Whither America? It’s the question that the Swedish writer Johan Norberg examines in both a recent Washington Post op-ed as well as his new book, Peak Human. What we can learn from history’s great civilizations, Norberg argues, is that they decline when they turn inward, away from both the outside world and innovation. “All Sparta, no Athens”, as he puts it. So what does that tell us not only about Trump’s America but also Putin’s Russia and Xi’s China? And what should we make of Europe, which is neither Sparta nor Athens? And when compared with China, Russia and Europe, Norberg’s vision of the American future seems relatively sunny. So maybe, with or without MAGA, the 21st century really will be the American century.
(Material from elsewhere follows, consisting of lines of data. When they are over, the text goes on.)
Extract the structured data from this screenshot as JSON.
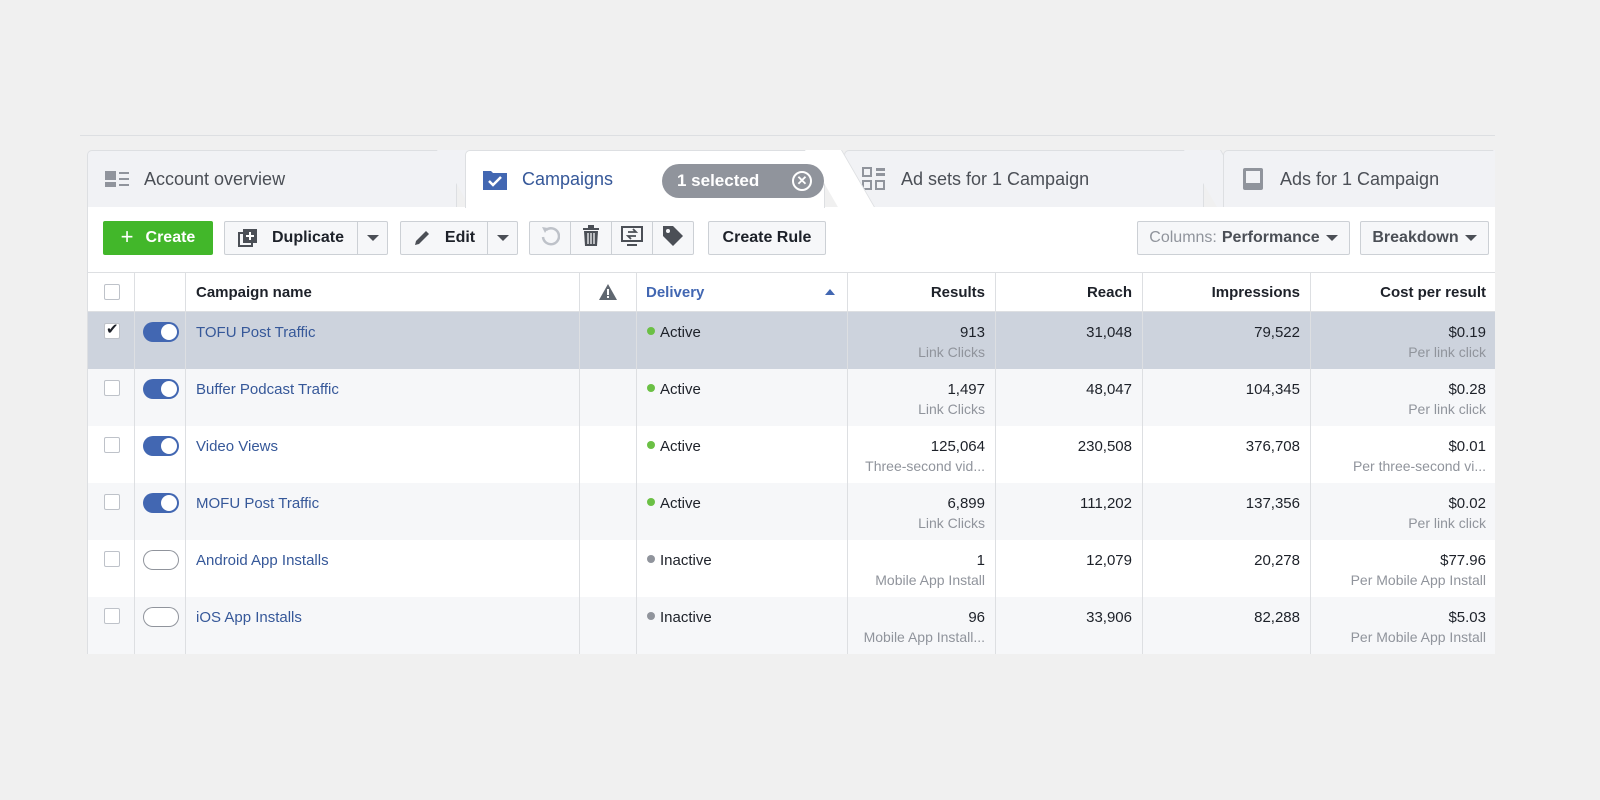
{
  "tabs": {
    "account_overview": "Account overview",
    "campaigns": "Campaigns",
    "selected_badge": "1 selected",
    "ad_sets": "Ad sets for 1 Campaign",
    "ads": "Ads for 1 Campaign"
  },
  "toolbar": {
    "create": "Create",
    "duplicate": "Duplicate",
    "edit": "Edit",
    "create_rule": "Create Rule",
    "columns_prefix": "Columns:",
    "columns_value": "Performance",
    "breakdown": "Breakdown"
  },
  "table": {
    "headers": {
      "campaign_name": "Campaign name",
      "delivery": "Delivery",
      "results": "Results",
      "reach": "Reach",
      "impressions": "Impressions",
      "cost_per_result": "Cost per result"
    },
    "rows": [
      {
        "name": "TOFU Post Traffic",
        "on": true,
        "checked": true,
        "delivery": "Active",
        "results": "913",
        "results_sub": "Link Clicks",
        "reach": "31,048",
        "impressions": "79,522",
        "cost": "$0.19",
        "cost_sub": "Per link click"
      },
      {
        "name": "Buffer Podcast Traffic",
        "on": true,
        "checked": false,
        "delivery": "Active",
        "results": "1,497",
        "results_sub": "Link Clicks",
        "reach": "48,047",
        "impressions": "104,345",
        "cost": "$0.28",
        "cost_sub": "Per link click"
      },
      {
        "name": "Video Views",
        "on": true,
        "checked": false,
        "delivery": "Active",
        "results": "125,064",
        "results_sub": "Three-second vid...",
        "reach": "230,508",
        "impressions": "376,708",
        "cost": "$0.01",
        "cost_sub": "Per three-second vi..."
      },
      {
        "name": "MOFU Post Traffic",
        "on": true,
        "checked": false,
        "delivery": "Active",
        "results": "6,899",
        "results_sub": "Link Clicks",
        "reach": "111,202",
        "impressions": "137,356",
        "cost": "$0.02",
        "cost_sub": "Per link click"
      },
      {
        "name": "Android App Installs",
        "on": false,
        "checked": false,
        "delivery": "Inactive",
        "results": "1",
        "results_sub": "Mobile App Install",
        "reach": "12,079",
        "impressions": "20,278",
        "cost": "$77.96",
        "cost_sub": "Per Mobile App Install"
      },
      {
        "name": "iOS App Installs",
        "on": false,
        "checked": false,
        "delivery": "Inactive",
        "results": "96",
        "results_sub": "Mobile App Install...",
        "reach": "33,906",
        "impressions": "82,288",
        "cost": "$5.03",
        "cost_sub": "Per Mobile App Install"
      }
    ]
  },
  "colors": {
    "accent": "#4267b2",
    "create_green": "#42b72a",
    "active_dot": "#6bc045",
    "inactive_dot": "#90949c",
    "selected_row": "#cdd3dd"
  },
  "icons": {
    "account_overview": "account-overview-icon",
    "campaigns": "folder-check-icon",
    "ad_sets": "grid-icon",
    "ads": "ad-icon",
    "duplicate": "duplicate-icon",
    "edit": "pencil-icon",
    "undo": "undo-icon",
    "trash": "trash-icon",
    "move": "move-icon",
    "tag": "tag-icon",
    "warning": "warning-icon"
  }
}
* MAGA doesn’t fit any traditional conservative or liberal framework. It’s a radical ideology built around a strongman who has no patience for democratic process, rule of law, or compromise—precisely the institutions that classical liberalism and genuine conservatism have always sought to protect.
* Declining empires are the most dangerous. Russia is “all Sparta, no Athens”—a society that builds barracks rather than innovation, extracts resources rather than creates wealth, and fears any neighboring democracy that might give its own people ideas. Putin may sense this is his last chance to rearrange the world order.
* China’s split personality may doom its long-term prospects. Deng Xiaoping borrowed from Athens—openness, experimentation, “crossing the river by feeling the stones.” Xi Jinping has reverted to Sparta—centralized control that can build electric vehicle factories fast but stifles the strange surprises that drive real innovation.
* America’s saving grace may be its constitutional limits. The courts are the only branch doing their job right now, striking down unconstitutional overreach one case at a time. Republicans know there’s life after Trump—and after two centuries of championing the Constitution, they can’t simply throw it aside.
* Europe is Rome without the military power. The EU’s great idea—an open continent that experiments with different solutions—is undermined by a Mandarin class in Brussels that insists on standardizing everything. That’s why great European startups keep moving to California.